Saturday, April 20, 2013

Local Forest Trusts and Community Forest Licenses; the difference

Recent advocacy for devolved trusteeship of public forests in BC to local communities has raised the comment " but British Columbia already has a Community Forest License program".  What is the difference?

BC's existing community forest licence program is little more than a public relations facade. It accounts for under 2% of the timber harvest from public forests. They are just a different type of timber harvesting license or right and are not an attempt to devolve forest management responsibilities to local communities. BC's complete landscapes of public forests should enable un-fragmented management of forest landscapes. Community forest licenses usually involve fragments of landscapes. The focus is on timber harvest just like the industrial forest management by forest corporations.

Local Forest Trusts envision the devolution of sustainable forest management trusteeship to local communities. The reason they are called local forest trusts rather than community forest trusts is that the stewardship of the forest should take priority. Large areas of local forest landscape with a minimum size of 100,000 ha would be identified and assessed to ensure that they could be a viable economic forest operation. They would have to support a local forest management staff. The forest has the entitlement to good local stewardship. In some cases this will mean that more than one community or rural area will share an interest in the management of the local forest landscapes in the area. Communities and rural areas would be represented on the elected board of the local forest trust under a ward system.

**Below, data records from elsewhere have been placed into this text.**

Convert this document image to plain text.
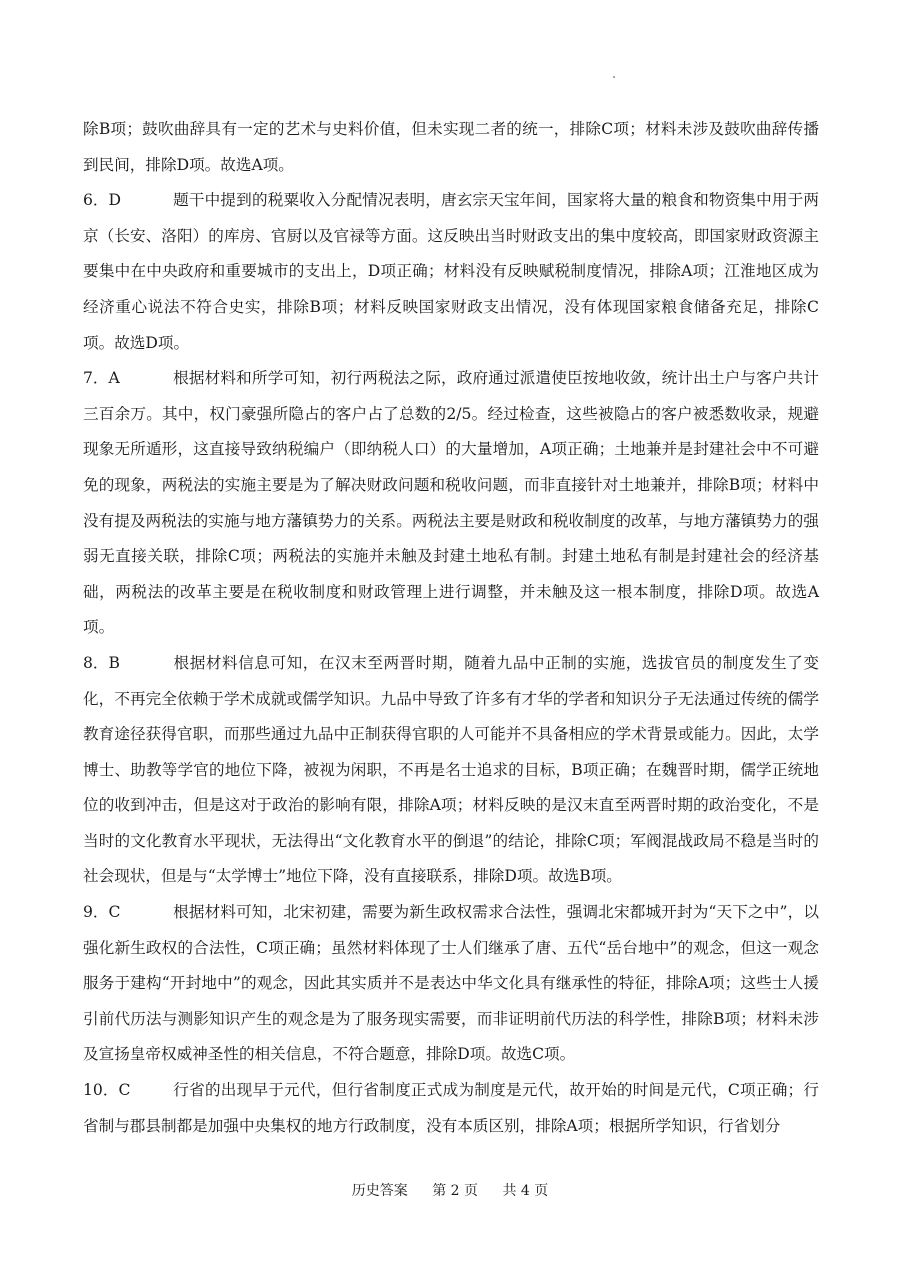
除B项；鼓吹曲辞具有一定的艺术与史料价值，但未实现二者的统一，排除C项；材料未涉及鼓吹曲辞传播到民间，排除D项。故选A项。

6．D	题干中提到的税粟收入分配情况表明，唐玄宗天宝年间，国家将大量的粮食和物资集中用于两京（长安、洛阳）的库房、官厨以及官禄等方面。这反映出当时财政支出的集中度较高，即国家财政资源主要集中在中央政府和重要城市的支出上，D项正确；材料没有反映赋税制度情况，排除A项；江淮地区成为经济重心说法不符合史实，排除B项；材料反映国家财政支出情况，没有体现国家粮食储备充足，排除C项。故选D项。

7．A	根据材料和所学可知，初行两税法之际，政府通过派遣使臣按地收敛，统计出土户与客户共计三百余万。其中，权门豪强所隐占的客户占了总数的2/5。经过检查，这些被隐占的客户被悉数收录，规避现象无所遁形，这直接导致纳税编户（即纳税人口）的大量增加，A项正确；土地兼并是封建社会中不可避免的现象，两税法的实施主要是为了解决财政问题和税收问题，而非直接针对土地兼并，排除B项；材料中没有提及两税法的实施与地方藩镇势力的关系。两税法主要是财政和税收制度的改革，与地方藩镇势力的强弱无直接关联，排除C项；两税法的实施并未触及封建土地私有制。封建土地私有制是封建社会的经济基础，两税法的改革主要是在税收制度和财政管理上进行调整，并未触及这一根本制度，排除D项。故选A项。

8．B	根据材料信息可知，在汉末至两晋时期，随着九品中正制的实施，选拔官员的制度发生了变化，不再完全依赖于学术成就或儒学知识。九品中导致了许多有才华的学者和知识分子无法通过传统的儒学教育途径获得官职，而那些通过九品中正制获得官职的人可能并不具备相应的学术背景或能力。因此，太学博士、助教等学官的地位下降，被视为闲职，不再是名士追求的目标，B项正确；在魏晋时期，儒学正统地位的收到冲击，但是这对于政治的影响有限，排除A项；材料反映的是汉末直至两晋时期的政治变化，不是当时的文化教育水平现状，无法得出“文化教育水平的倒退”的结论，排除C项；军阀混战政局不稳是当时的社会现状，但是与“太学博士”地位下降，没有直接联系，排除D项。故选B项。

9．C	根据材料可知，北宋初建，需要为新生政权需求合法性，强调北宋都城开封为“天下之中”，以强化新生政权的合法性，C项正确；虽然材料体现了士人们继承了唐、五代“岳台地中”的观念，但这一观念服务于建构“开封地中”的观念，因此其实质并不是表达中华文化具有继承性的特征，排除A项；这些士人援引前代历法与测影知识产生的观念是为了服务现实需要，而非证明前代历法的科学性，排除B项；材料未涉及宣扬皇帝权威神圣性的相关信息，不符合题意，排除D项。故选C项。

10．C	行省的出现早于元代，但行省制度正式成为制度是元代，故开始的时间是元代，C项正确；行省制与郡县制都是加强中央集权的地方行政制度，没有本质区别，排除A项；根据所学知识，行省划分

历史答案 第 2 页 共 4 页
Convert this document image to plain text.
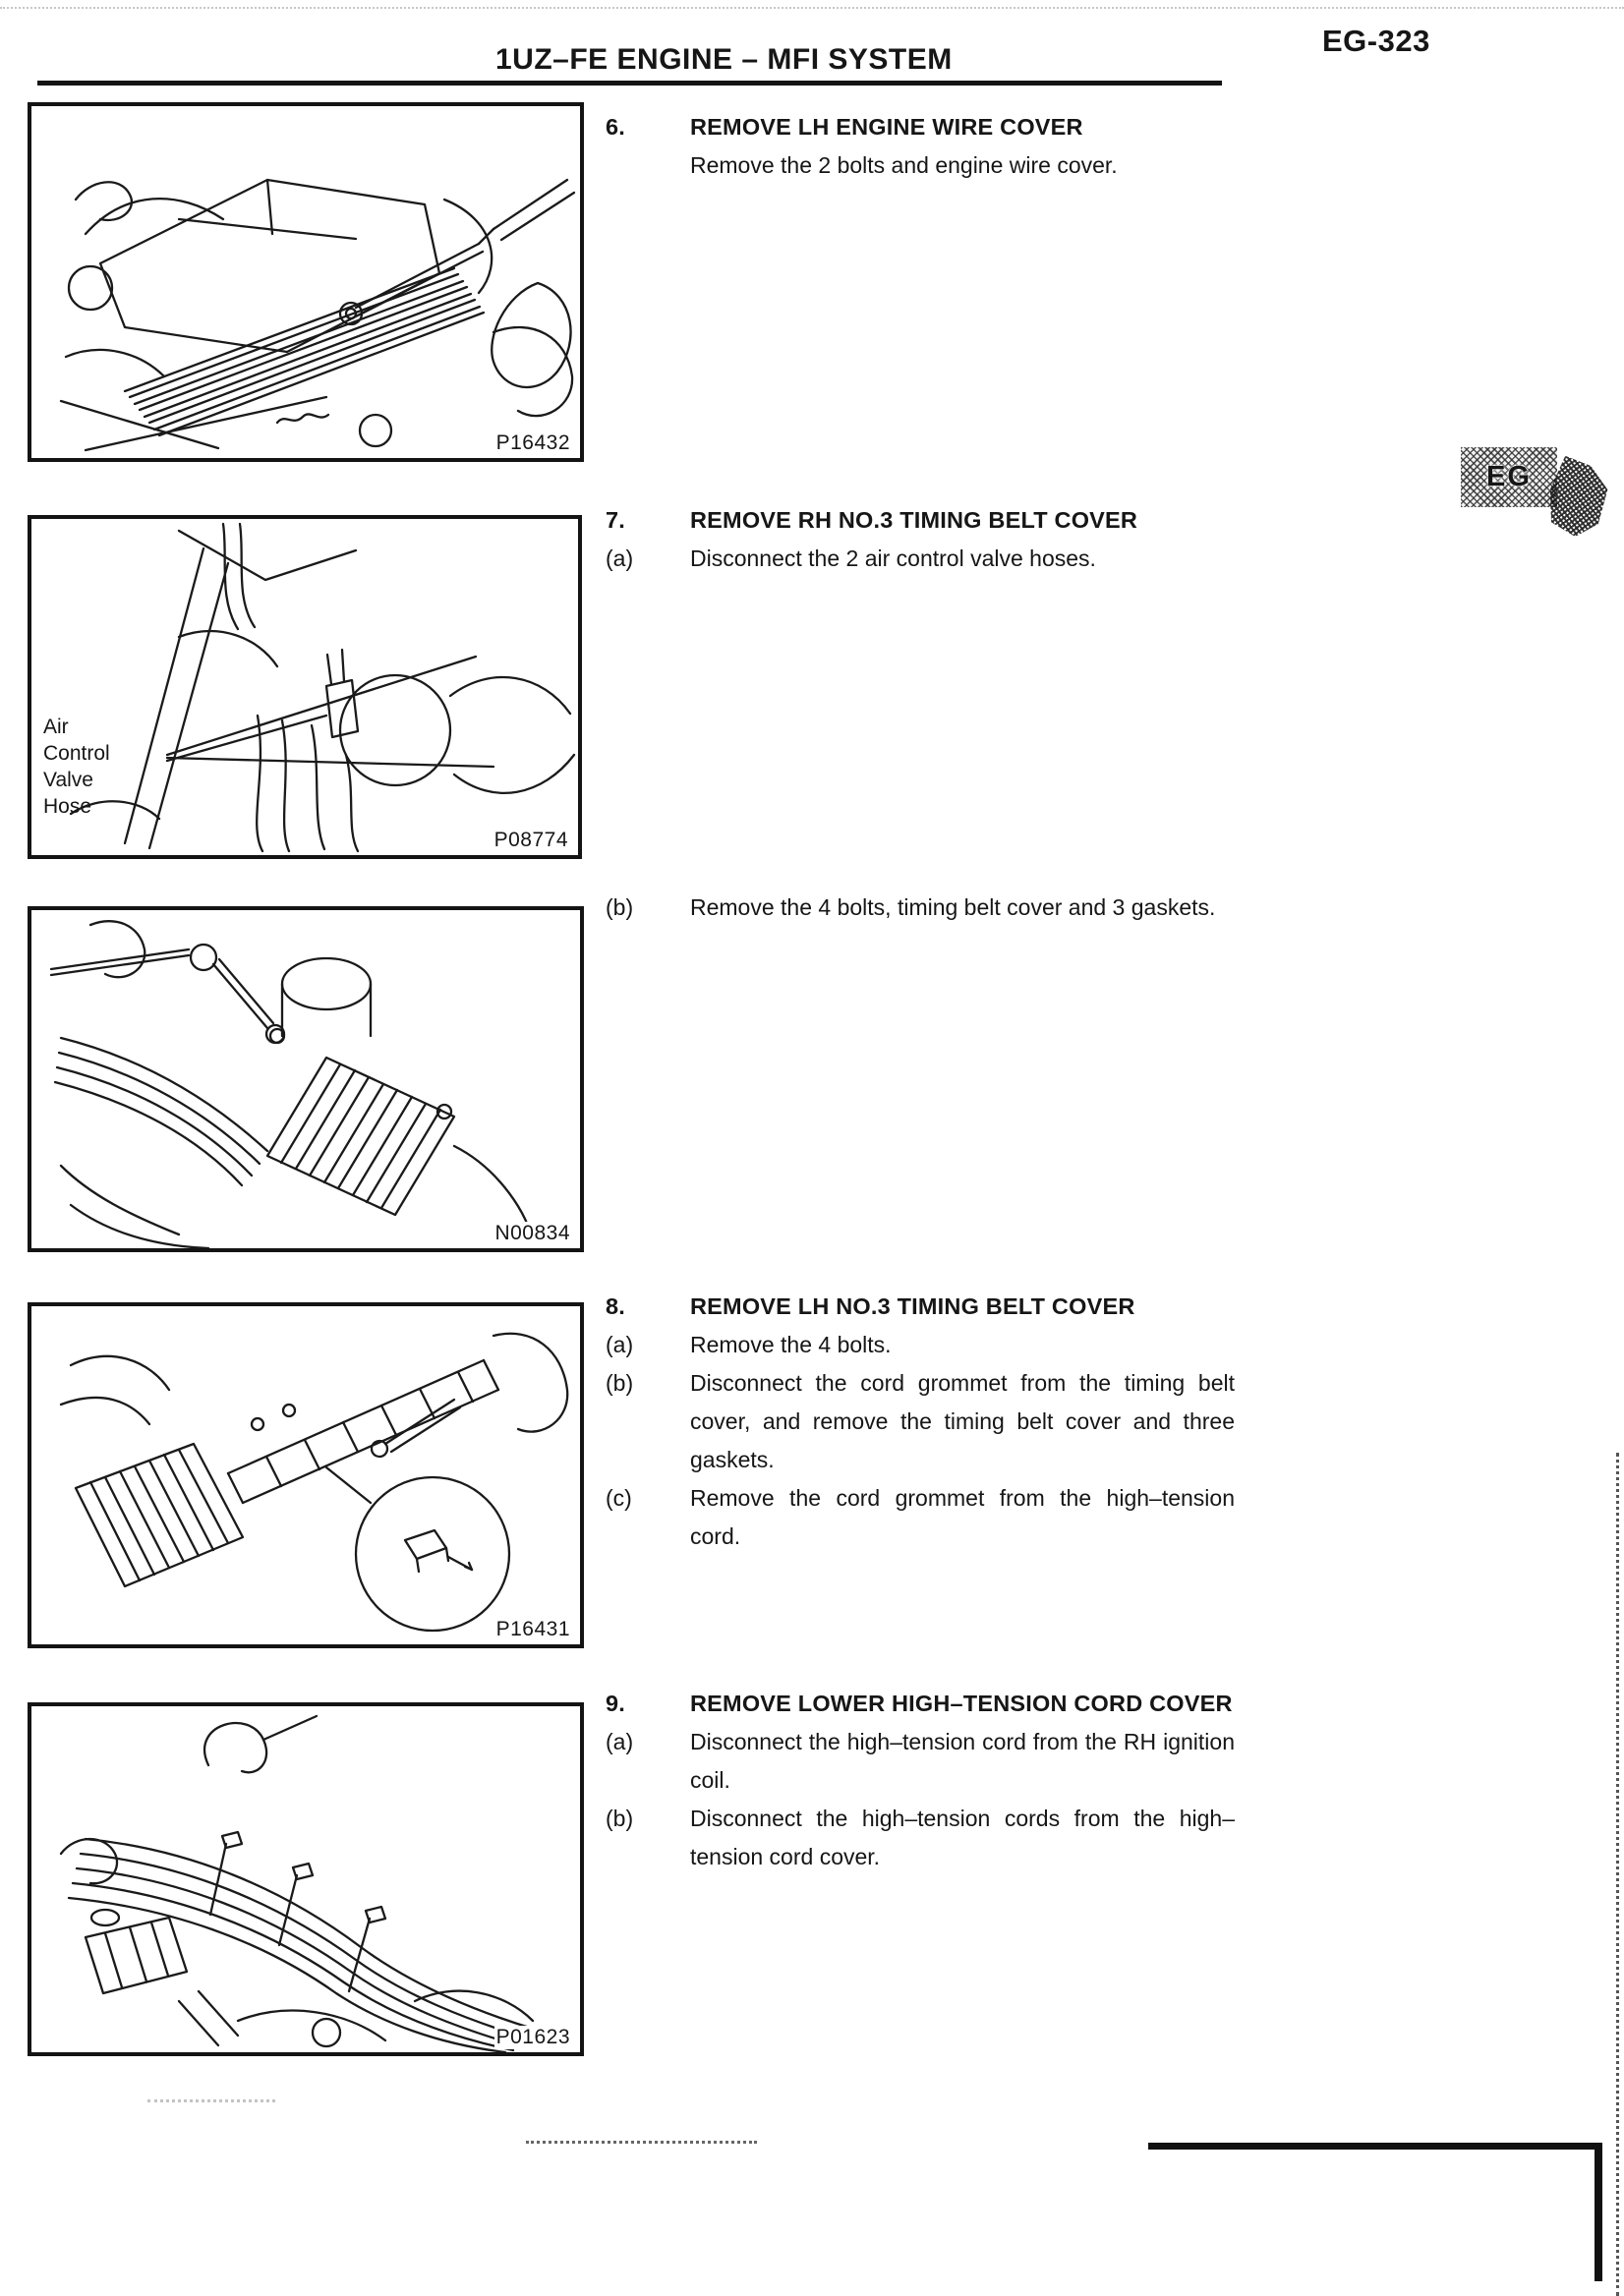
1UZ–FE ENGINE – MFI SYSTEM
EG-323
EG
P16432
6.	REMOVE LH ENGINE WIRE COVER
Remove the 2 bolts and engine wire cover.
Air Control Valve Hose
P08774
7.	REMOVE RH NO.3 TIMING BELT COVER
(a)	Disconnect the 2 air control valve hoses.
(b)	Remove the 4 bolts, timing belt cover and 3 gaskets.
N00834
8.	REMOVE LH NO.3 TIMING BELT COVER
(a)	Remove the 4 bolts.
(b)	Disconnect the cord grommet from the timing belt cover, and remove the timing belt cover and three gaskets.
(c)	Remove the cord grommet from the high–tension cord.
P16431
9.	REMOVE LOWER HIGH–TENSION CORD COVER
(a)	Disconnect the high–tension cord from the RH ignition coil.
(b)	Disconnect the high–tension cords from the high–tension cord cover.
P01623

Local Forest Trusts will focus on more than just timber harvest. Another public relations facade in BC forestry is sustainable forest management certification. Many forest company forest operations are certified under these schemes. However, most of these schemes do not question the existing legal and institutional framework in a jurisdiction. In BC, the legal and institutional arrangements are built around timber harvesting rights in public forests. We see our forests as timber dollars and other forest values as a constraint or nuisance. We focus on the single economic benefit of timber. The Montreal Process, an international definition of sustainable forest management encourages a different view. It encourages multiple economic and social benefits from forest management. This does not mean that timber dollars take the back seat but that you add to them by encouraging economic activity in non timber forest resources and in non consumptive nature based recreational activities. The average forest landscape in BC has less than half its area in timber that can be harvested. The remainder is in most cases undisturbed natural area or wilderness. Although BC has a large area of protected area or parks, the un-designated wilderness areas within timber producing forest landscapes is larger in area. The local forest trusts would be business entities charged with the stewardship of all resources in the landscape. Money would not be siphoned off to central government or government coffers but used for the upkeep of the forest and infrastructure including recreational facilities. BC Parks in contrast is underfunded and has difficulty in providing the essential stewardship of our Parks. The local forest trust would have the autonomy to ensure that its wilderness trail and recreational infrastructure were top notch are a major visitor and tourist attraction for the local economy.  You would go to the local forest trust office to get a hunting licence.

The community forest licence lies in the timber harvesting rights box. The Local Forest Trust represents thinking outside of the old box. The old box is not working because the forest sector and forest dependent communities are suffering. The old box's solution to its problems will be some more progress toward the enclosure of public forests into the private interest of forest corporations.